PojokReview.com - Ada seorang anak yang hebat berenang, bahkan juara nasional tingkat Sekolah Menengan Atas, tetapi tetap tidak naik kelas alasannya adalah nilai matematika (dan turunannya, seperti fisika, kimia, akutansi, dll) sangat minim. Ada juga yang cerdik menari, namun nilai pelajaran matematika dan turunannya jeblok, lalu dianggap terbelakang oleh orang tuanya sendiri.
Namun, hal tersebut sebenarnya sudah berlangsung semenjak lama. Saat ini, hal itu mungkin ditenggarai alasannya pelajaran matematika dan turunannya dipelajari lebih banyak di sekolahan ketimbang pelajaran lain mirip kesenian dan sejarah misalnya. Itu kenapa, anak-anak yang mempunyai nilai tinggi umumnya akan lebih cendekia di bidang matematika.
Anak-anak yang mengerti dan pandai matematika akan jauh lebih tinggi rangkingnya, daripada yang tidak menguasai. Itu alasan kenapa Anda mampu dianggap kurang pandai sebab tidak memahami matematika.
Tapi, mirip sedikit diulas sebelumnya, ketidak tahuan dengan matematika membuat Anda dinilai kolot bergotong-royong telah jauh sejak sebelum masehi. Tepatnya, sejak kala filsuf Yunani antik, Anda akan tetap dicap orang yang "kurang pandai" jika tidak memahami matematika.
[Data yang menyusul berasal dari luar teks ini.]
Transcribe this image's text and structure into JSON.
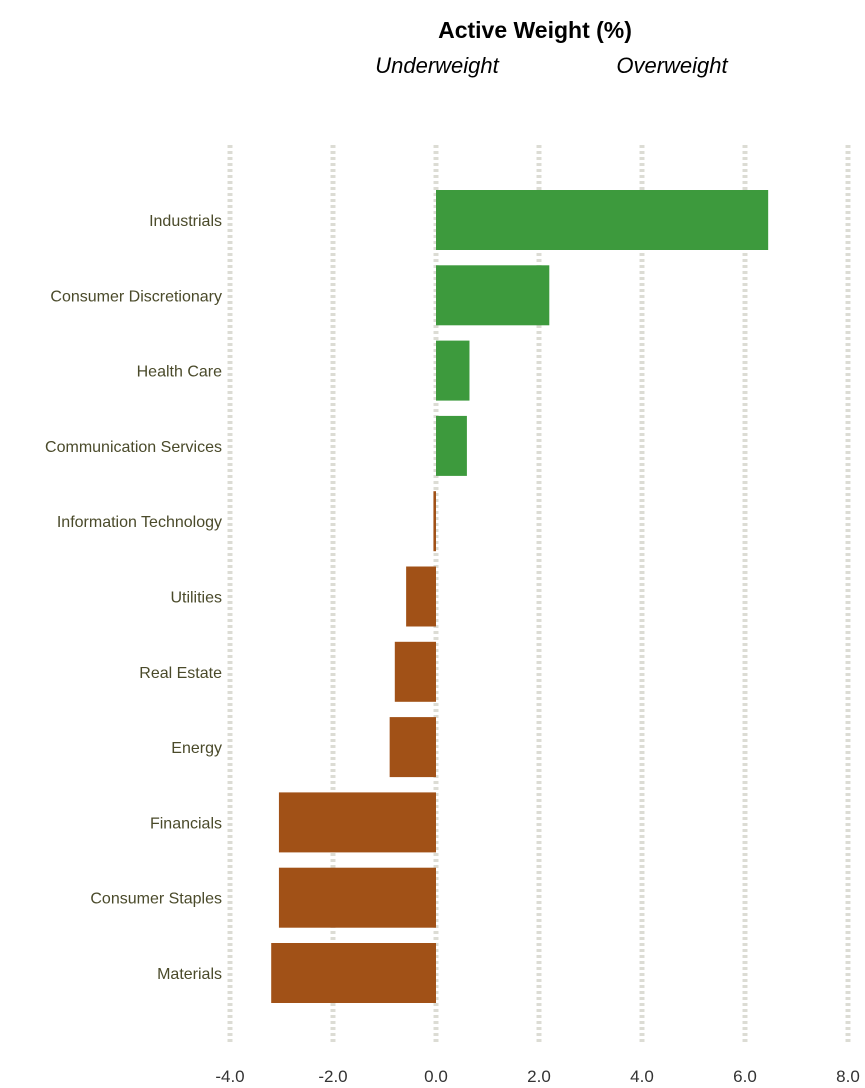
{
  "chart_data": {
    "type": "bar",
    "orientation": "horizontal",
    "title": "Active Weight (%)",
    "subtitle_left": "Underweight",
    "subtitle_right": "Overweight",
    "categories": [
      "Industrials",
      "Consumer Discretionary",
      "Health Care",
      "Communication Services",
      "Information Technology",
      "Utilities",
      "Real Estate",
      "Energy",
      "Financials",
      "Consumer Staples",
      "Materials"
    ],
    "values": [
      6.45,
      2.2,
      0.65,
      0.6,
      -0.05,
      -0.58,
      -0.8,
      -0.9,
      -3.05,
      -3.05,
      -3.2
    ],
    "xlim": [
      -4.0,
      8.0
    ],
    "xticks": [
      "-4.0",
      "-2.0",
      "0.0",
      "2.0",
      "4.0",
      "6.0",
      "8.0"
    ],
    "grid": "vertical-dotted",
    "legend": "none",
    "colors": {
      "positive": "#3d9a3d",
      "negative": "#a15117",
      "grid": "#dcdcd4",
      "category_text": "#4a4a2a"
    }
  }
}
Dimulai dari Thales dari Miletus, yang menyebutkan bahwa alam semesta tersusun atas contoh tertentu yang mampu diukur, diprediksi, dan tentunya "dihitung". Jadinya, di abad Thales masih hidup, siapapun yang tidak memahami matematika akan kesulitan mengetahui tentang gagasan besar ihwal alam semesta.
Tapi, hal itu belum seberapa sebab Thales tidak mengatakan bahwa orang yang tidak mengerti matematika sebagai orang yang "kurang pandai". Yah, tokoh pertama yang menyebutkan statemen semacam itu adalah Phytagoras.
Anda pasti akan kenal dengan nama Pitagoras yang teoremanya masih dipakai sampai detik ini. Pitagoras dari Samos bukanlah orang yang menemukan matematika, tapi orang yang sungguh fanatik dengan matematika. Dan semua yang diajarkannya bermula dari premis "Pantha Arithmos" alias "seluruhnya ialah angka". Kaprikornus, kalau Anda tidak mempunyai ketertarikan dan wawasan perihal "angka" (kita sebut saja matematika) maka Anda akan dicap bodoh di masa Pitagoras.
Itu belum separah Euclid, sang pemikir bidang geometri. Dengan pengenalannya terhadap ilmu geometri membuat orang-orang di Yunani baru dianggap "terpelajar" jikalau memahami wacana geometri. Pernah Anda mendengar salah satu pernyataan populer dari Plato yang berbunyi "Medeis ageometritos eisito mou ten stegen" alias "Let no one ignorant of geometry come under my roof". Apa artinya itu? Yah, kalau Anda tidak mengerti geometri maka Anda dilarang berkunjung ke rumah Plato.
Bayangkan saja, seorang pemikir ternama bisa menyebut bahwa beliau tidak mau mendapatkan orang-orang yang tidak mengetahui geometri (turunan matematika juga, kan?) untuk berkunjung ke rumahnya. Itu artinya, geometri menjadi ukuran peradaban di kala itu. Anda bahkan tidak mampu mempunyai sahabat bila tidak memahami matematika!
Selanjutnya, kenal dengan nama Isaac Newton? Yah, bapak kalkulus dunia dan profesor matematika. Dalam filsafat alam, Isaac Newton mengenalkan bahasa matematika sebagai bahasa standarnya. Lalu, sejak abad itu ilmu sosial juga belum dianggap selaku suatu "ilmu" alasannya studi sosial, bukan ilmu sosial. Alasan khususnya ialah "tidak matematis". Sampai kesannya nama August Comte yang "menenteng" matematika dalam rumpun ilmu sosial yang pada alhasil membuat sosiologi menjadi suatu ilmu. Matematika yang dimasukkan ke dalam ilmu psikis oleh Edmund Wundt juga menciptakan Psikologi menjadi suatu "ilmu".
Kemudian, diikuti oleh ilmu-ilmu yang lain, tergolong seni, bahkan agama sekalipun. Sebab, matematika adalah "penerapan di level taktis" alasannya jikalau dilevel ideologi, matematika adalah filsafat.